Max de Laume la reconnut :

— Mais c’est Niquette !

— Non ? Ce que ça la change, d’être teinte !

— Elles sont donc toujours ensemble ? s’étonna Hélène Suze.

Curieusement ils dévisageaient Monique Lerbier, décoratrice, et sa fameuse amie, — Niquette, l’étoile de Music-Hall, depuis trente ans célèbre. Paris raffolait de sa voix aigre et ses jambes parfaites, spirituelles autant qu’était agile sa langue, toujours frétillante au coin des lourdes lèvres. Laide, avec son nez retroussé, n’eussent été les yeux d’escarboucles…

— Il n’y a pas à dire, elles ont du cran, constata Max de Laume.

Niquette et Monique venaient de se rasseoir à leur table. On eût dit un ménage amoureux. Tendrement Niquette se pencha, enveloppa de son écharpe de fourrure le cou de Monique.

— C’est touchant, blagua Hélène Suze.

— Ne t’excite pas, Suzon ! dit Michelle. La place est prise.

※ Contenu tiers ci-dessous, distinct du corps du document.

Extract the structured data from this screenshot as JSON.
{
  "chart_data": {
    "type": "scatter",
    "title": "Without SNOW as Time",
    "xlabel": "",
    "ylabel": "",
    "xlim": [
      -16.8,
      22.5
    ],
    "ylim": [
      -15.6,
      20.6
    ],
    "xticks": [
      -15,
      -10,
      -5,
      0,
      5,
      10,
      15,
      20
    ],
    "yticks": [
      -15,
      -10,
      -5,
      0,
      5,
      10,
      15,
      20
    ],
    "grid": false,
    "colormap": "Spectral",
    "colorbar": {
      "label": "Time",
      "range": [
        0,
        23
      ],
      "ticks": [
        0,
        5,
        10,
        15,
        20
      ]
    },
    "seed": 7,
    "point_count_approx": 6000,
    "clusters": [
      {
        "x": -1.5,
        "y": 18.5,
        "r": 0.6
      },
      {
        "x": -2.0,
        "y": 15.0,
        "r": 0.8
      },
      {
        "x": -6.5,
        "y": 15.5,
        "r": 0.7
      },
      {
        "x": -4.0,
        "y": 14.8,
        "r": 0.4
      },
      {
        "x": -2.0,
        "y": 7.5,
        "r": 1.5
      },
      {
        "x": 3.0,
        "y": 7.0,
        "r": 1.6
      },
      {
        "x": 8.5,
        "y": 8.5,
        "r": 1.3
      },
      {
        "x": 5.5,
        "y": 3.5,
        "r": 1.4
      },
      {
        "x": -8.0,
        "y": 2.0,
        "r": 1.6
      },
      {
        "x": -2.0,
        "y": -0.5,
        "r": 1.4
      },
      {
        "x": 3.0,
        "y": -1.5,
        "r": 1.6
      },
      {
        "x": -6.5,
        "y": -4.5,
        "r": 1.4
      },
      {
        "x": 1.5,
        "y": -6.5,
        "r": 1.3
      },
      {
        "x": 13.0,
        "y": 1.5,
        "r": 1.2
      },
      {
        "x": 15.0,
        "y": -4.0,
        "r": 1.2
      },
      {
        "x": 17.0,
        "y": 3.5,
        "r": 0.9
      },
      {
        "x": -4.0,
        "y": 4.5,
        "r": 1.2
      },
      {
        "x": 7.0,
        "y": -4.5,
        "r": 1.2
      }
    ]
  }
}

Hélène Suze, dont les goûts lesbiens s’affichaient de plus en plus, haussa les épaules. Elle avait toujours gardé rancune à Monique d’avoir repoussé, autrefois, les avances qu’elle lui avait fait faire par Ginette Morin, avant que celle-ci, — en remplacement de Mme Hutier, enlevée par une embolie, — ne devint Vice-Présidente de l’Œuvre des Mutilés, et, bientôt, ministresse dans le cabinet Pertout.